Tiroler Tageszeitung, Leitartikel, Ausgabe vom 10. April 2019. Von PETER NINDLER. „Richtig zum Krenreiben“.

Innsbruck (OTS) – Bei den Freizeitwohnsitzen zeigt der Landesrechnungshof den Tiroler Gemeinden, wo es langgeht. Doch solange die Bürgermeister die Nachteile von illegalen Freizeitwohnsitzen nicht erkennen, ist jede Maßnahme des Landes zahnlos.

Wenn das keine Offenbarung und Watschn für die Tiroler Gemeinden ist.
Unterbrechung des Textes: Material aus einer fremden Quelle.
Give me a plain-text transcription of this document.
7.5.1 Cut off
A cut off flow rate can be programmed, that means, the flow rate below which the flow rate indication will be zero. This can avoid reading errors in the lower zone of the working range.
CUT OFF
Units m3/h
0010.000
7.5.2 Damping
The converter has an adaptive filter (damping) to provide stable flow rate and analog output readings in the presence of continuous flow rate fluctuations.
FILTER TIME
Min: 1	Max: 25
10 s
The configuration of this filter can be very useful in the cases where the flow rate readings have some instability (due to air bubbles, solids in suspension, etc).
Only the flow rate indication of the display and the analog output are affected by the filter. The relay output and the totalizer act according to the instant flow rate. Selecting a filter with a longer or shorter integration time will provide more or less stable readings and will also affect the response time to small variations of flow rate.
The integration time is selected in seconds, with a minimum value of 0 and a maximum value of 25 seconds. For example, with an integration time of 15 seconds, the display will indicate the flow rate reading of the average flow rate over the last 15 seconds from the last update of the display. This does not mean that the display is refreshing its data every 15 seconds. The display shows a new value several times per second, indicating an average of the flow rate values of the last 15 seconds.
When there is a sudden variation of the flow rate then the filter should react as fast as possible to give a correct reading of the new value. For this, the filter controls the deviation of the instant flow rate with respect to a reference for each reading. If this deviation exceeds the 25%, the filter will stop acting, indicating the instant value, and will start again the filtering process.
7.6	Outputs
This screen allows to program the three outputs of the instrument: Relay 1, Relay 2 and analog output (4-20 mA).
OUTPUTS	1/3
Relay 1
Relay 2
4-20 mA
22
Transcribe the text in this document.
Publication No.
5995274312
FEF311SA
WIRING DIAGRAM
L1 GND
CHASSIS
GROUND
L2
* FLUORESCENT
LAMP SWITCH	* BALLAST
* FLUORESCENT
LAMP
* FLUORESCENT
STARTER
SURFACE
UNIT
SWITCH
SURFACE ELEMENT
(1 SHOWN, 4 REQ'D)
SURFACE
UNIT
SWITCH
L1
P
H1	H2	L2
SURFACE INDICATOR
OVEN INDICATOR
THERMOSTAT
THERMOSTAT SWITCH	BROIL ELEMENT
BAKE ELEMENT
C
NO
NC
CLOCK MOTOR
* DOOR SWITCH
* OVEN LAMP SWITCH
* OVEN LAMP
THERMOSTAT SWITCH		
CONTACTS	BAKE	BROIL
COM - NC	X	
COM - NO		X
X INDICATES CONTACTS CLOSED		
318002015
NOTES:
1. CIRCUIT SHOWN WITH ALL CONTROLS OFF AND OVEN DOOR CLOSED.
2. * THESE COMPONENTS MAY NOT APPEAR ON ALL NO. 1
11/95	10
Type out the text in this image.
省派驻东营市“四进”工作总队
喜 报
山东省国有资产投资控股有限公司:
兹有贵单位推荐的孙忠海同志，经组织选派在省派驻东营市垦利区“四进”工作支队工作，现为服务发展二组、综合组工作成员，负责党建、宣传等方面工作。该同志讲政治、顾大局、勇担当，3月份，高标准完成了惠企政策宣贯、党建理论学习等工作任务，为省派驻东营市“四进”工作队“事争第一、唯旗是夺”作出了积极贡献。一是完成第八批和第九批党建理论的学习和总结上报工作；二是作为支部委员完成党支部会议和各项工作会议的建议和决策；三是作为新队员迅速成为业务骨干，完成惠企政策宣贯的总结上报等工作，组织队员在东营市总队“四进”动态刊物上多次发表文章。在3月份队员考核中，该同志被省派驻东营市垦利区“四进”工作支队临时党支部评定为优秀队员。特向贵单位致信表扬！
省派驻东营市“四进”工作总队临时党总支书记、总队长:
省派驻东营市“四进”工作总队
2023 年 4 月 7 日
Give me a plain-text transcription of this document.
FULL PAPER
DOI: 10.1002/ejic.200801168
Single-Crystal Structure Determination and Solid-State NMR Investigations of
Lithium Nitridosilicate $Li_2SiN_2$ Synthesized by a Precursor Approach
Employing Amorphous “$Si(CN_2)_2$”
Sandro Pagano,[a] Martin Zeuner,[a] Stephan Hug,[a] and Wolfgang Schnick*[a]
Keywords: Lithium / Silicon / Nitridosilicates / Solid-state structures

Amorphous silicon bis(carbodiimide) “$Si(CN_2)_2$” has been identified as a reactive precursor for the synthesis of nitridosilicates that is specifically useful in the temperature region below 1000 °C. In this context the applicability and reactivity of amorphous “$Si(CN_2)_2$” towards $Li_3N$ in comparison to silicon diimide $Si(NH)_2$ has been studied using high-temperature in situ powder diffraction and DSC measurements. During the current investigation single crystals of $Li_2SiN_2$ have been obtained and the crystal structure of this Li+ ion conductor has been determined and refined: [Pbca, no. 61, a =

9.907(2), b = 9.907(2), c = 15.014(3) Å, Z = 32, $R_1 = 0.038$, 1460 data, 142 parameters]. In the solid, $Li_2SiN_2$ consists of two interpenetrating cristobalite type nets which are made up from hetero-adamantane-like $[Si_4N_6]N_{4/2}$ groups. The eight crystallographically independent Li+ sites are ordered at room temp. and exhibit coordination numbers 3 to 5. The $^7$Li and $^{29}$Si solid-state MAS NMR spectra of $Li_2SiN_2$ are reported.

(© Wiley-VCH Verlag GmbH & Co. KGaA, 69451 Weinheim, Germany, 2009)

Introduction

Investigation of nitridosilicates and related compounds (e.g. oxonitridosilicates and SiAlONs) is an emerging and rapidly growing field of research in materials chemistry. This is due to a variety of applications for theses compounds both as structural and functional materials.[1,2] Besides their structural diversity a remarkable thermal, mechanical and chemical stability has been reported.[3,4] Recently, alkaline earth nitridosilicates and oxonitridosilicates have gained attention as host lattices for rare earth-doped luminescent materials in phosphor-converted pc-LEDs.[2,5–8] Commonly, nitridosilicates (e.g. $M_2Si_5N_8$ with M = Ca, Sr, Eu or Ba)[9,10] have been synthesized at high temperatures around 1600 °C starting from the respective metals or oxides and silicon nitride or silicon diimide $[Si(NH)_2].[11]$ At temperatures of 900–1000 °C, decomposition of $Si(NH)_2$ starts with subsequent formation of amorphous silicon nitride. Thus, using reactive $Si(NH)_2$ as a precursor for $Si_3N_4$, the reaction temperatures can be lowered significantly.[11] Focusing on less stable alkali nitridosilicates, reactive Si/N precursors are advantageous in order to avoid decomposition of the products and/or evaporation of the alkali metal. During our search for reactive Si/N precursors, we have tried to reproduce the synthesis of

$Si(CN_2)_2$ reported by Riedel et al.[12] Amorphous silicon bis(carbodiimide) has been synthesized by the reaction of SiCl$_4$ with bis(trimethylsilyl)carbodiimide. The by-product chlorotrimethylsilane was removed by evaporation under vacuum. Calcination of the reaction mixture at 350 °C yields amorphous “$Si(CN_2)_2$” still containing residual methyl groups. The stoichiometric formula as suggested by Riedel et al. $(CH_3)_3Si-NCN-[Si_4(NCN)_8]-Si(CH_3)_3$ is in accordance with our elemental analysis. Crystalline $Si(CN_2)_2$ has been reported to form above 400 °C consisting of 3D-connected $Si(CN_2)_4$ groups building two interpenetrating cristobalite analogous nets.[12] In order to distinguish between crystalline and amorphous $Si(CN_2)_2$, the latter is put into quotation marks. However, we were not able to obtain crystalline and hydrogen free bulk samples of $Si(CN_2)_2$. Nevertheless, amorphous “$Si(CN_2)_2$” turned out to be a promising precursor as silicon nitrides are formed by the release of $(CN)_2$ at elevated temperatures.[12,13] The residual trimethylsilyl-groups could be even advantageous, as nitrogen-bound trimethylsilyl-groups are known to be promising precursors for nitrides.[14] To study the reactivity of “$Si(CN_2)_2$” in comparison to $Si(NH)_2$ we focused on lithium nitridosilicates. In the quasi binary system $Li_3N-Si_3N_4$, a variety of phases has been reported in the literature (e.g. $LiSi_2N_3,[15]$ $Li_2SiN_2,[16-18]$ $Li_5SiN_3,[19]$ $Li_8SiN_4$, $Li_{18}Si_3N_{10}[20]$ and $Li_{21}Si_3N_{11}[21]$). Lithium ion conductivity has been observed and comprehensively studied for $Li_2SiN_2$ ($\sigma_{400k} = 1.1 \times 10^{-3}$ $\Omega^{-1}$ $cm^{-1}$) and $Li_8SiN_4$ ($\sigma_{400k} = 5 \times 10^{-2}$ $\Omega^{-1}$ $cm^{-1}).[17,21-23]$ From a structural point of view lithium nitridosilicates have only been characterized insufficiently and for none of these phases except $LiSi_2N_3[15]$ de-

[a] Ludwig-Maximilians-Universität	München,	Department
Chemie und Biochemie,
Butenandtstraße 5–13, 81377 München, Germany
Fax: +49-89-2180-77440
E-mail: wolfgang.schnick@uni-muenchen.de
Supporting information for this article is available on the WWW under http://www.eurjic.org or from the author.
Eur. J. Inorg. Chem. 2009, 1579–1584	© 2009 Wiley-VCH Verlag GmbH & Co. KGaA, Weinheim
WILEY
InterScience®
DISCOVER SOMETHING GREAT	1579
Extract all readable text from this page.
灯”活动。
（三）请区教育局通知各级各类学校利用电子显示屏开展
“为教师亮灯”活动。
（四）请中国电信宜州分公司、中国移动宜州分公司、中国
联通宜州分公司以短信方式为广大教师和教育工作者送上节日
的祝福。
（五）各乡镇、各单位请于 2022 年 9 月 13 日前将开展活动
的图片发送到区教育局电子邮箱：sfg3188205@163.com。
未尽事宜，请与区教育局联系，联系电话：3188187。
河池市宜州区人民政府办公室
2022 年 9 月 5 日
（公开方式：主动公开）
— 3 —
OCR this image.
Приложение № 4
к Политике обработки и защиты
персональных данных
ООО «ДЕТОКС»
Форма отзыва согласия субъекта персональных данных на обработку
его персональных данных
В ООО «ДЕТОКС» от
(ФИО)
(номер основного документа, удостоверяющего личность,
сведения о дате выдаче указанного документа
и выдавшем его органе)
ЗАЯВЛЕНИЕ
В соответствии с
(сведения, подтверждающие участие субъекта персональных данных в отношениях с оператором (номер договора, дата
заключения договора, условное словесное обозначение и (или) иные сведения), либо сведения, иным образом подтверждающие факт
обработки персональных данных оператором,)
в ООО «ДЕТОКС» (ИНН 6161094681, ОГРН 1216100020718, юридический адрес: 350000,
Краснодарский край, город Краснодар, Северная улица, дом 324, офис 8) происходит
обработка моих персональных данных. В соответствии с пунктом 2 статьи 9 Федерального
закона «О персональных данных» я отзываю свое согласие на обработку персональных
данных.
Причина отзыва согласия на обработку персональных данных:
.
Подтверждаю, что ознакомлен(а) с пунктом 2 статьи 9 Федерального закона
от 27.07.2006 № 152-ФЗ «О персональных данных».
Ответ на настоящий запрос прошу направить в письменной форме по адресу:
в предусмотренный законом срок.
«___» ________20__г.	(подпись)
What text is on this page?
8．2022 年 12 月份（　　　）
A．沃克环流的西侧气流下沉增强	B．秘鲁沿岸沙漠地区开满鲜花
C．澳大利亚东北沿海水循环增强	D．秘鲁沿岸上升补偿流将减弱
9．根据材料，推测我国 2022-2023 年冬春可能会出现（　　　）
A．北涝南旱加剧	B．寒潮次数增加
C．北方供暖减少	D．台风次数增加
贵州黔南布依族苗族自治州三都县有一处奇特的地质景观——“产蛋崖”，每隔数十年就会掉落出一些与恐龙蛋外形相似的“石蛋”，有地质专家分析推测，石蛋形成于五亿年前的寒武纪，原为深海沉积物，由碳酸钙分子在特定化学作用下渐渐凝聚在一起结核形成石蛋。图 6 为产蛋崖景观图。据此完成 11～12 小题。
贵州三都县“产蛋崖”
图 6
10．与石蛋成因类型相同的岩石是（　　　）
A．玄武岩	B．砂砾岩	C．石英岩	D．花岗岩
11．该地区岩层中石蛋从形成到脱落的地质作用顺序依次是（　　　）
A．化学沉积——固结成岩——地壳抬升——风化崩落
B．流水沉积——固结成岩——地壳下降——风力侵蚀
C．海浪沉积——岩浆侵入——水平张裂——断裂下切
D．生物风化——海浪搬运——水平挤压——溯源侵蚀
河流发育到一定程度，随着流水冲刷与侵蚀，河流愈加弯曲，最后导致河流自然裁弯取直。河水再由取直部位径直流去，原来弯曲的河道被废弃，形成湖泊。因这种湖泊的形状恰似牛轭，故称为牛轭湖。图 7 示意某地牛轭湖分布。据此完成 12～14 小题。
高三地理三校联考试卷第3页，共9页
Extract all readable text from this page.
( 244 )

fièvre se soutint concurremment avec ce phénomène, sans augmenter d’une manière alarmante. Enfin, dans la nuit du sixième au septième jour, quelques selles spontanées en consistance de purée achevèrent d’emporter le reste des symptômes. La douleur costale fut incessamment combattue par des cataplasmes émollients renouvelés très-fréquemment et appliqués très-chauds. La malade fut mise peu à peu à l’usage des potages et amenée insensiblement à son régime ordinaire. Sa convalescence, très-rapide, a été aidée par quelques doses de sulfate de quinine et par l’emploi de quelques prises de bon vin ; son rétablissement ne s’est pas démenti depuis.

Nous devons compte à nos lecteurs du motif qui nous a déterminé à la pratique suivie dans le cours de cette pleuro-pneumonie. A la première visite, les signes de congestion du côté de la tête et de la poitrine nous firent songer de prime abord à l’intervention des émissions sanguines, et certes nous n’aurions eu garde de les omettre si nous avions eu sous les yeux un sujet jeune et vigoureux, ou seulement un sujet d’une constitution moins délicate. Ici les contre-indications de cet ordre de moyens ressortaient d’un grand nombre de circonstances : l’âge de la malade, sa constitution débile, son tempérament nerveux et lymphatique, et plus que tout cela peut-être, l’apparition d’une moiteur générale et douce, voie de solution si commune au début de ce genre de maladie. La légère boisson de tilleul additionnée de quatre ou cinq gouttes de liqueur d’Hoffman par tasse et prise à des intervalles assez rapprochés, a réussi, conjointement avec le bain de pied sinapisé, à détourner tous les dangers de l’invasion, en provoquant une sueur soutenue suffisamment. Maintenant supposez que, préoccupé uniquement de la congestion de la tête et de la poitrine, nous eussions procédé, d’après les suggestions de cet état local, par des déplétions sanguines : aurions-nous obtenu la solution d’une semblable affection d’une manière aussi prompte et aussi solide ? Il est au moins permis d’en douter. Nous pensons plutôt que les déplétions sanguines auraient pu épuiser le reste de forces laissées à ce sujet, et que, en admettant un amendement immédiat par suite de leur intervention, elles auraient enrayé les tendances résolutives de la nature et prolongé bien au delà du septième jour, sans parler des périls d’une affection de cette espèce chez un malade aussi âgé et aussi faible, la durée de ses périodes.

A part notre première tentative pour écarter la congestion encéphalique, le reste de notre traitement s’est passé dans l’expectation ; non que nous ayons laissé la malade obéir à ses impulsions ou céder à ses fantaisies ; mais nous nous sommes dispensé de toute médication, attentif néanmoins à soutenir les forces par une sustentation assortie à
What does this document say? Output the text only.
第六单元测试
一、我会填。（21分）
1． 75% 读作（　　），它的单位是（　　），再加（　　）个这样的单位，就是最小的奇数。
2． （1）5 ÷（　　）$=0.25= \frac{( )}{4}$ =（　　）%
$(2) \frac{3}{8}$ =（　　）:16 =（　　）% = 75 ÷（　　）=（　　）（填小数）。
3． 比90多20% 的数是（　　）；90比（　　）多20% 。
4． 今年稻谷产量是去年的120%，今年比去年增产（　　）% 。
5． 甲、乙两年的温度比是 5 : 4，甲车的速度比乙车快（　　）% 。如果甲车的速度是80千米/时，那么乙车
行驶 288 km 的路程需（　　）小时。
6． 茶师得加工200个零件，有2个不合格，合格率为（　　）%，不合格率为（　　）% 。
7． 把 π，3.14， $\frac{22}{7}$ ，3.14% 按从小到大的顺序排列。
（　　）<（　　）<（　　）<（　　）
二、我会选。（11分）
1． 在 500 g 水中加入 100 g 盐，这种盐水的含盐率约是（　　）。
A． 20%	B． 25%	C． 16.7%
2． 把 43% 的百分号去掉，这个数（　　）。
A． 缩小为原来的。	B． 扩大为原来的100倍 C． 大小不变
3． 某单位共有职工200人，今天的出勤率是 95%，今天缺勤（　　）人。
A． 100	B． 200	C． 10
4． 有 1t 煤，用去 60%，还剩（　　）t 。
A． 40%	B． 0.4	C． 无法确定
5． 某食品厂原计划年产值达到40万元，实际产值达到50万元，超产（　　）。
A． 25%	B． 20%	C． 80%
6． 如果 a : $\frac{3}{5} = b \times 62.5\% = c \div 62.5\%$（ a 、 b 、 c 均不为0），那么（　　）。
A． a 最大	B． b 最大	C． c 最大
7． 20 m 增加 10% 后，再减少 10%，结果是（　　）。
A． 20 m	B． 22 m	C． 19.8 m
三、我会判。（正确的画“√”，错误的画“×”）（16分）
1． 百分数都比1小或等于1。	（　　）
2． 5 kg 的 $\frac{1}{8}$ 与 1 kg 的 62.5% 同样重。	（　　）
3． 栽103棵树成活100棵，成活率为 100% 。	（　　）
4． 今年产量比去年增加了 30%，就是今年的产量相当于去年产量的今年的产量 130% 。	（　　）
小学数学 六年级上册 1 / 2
Dass mindestens 24 Hauptwohnsitze in Längenfeld eine Zustell­adresse im Ausland aufweisen, wirft ein bezeichnendes Licht auf das Problem mit illegalen Freizeitwohnsitzen in Tirol. Das hat nicht die Gemeinde aufgeworfen, sondern der Landesrechnungshof, der die offenen Abgabenforderungen der Ötztaler Kommune einmal genau durchforstet hat. Für Wohnsitze in Tirol werden Kanal- und Müllgebühren u. a. in Deutschland beglichen. Aber offiziell sind in Längenfeld nur vier genehmigte Freizeitwohnsitze gemeldet, in der Tourismushochburg Sölden mit Ober- und Hochgurgl lediglich zehn. Wie das möglich ist, werden sich viele fragen?
Der Rechnungshof hält deshalb den Bürgermeistern den Spiegel vor Augen. Sie sollten einfach genauer hinsehen und die Adressen überprüfen. Es geht eigentlich mühelos, man muss es nur tun. Zumindest ist eine Postadresse im Ausland ein Indiz dafür, dass die Immobilie in Tirol nur zu Freizeitzwecken genützt wird. Daraus folgt, dass bei allen gesetzlichen Regelungen die Bürgermeister die Schwachstelle sind, um illegale Freizeitwohnsitze zurückzudrängen. Weil sie nur halbherzig hin- oder sogar wegschauen. Das deckt der Landesrechnungshof schonungslos auf.
16.200 genehmigte Freizeitwohnsitze gibt es im Land, weitere 10.000 Wohnungen und Häuser dürften illegal als solche genutzt werden. Dadurch werden vor allem in den touristischen Gunst­lagen die Immobilienpreise nicht nur hoch gehalten, sondern weiter in die Höhe getrieben. Fast gebetsmühlenartig zeigt deshalb der jährliche Grundverkehrsbericht der Landes- und Kommunalpolitik die Rote Karte. Desillusioniert heißt es dort stereotyp: „sozial unverträglich“ für die einheimische Bevölkerung.
Überdies verschärfen Investorenmodell­e in Hotels – Appartements werden von vermögenden Bürgern aus anderen EU-Ländern gekauft und dann als Ferienzimmer zur Verfügung gestellt – oder Chaletdörfer die Situation. Glühende Befürworter sind allerdings erneut die Bürgermeister. Sie erwarten sich touristische und wirtschaftliche Impulse für ihre Gemeinden, doch die Kontrolle von versteckten Freizeitwohnsitzen bleibt dabei meist auf der Strecke.
Doch wie kommt das Land angesichts steigender Immobilien- und Mietpreise aus der Teufelsspirale heraus? Indem entweder die Bürgermeister konsequent kontrollieren oder das Land die Kontrolle über die Freizeitwohnsitze übernimmt.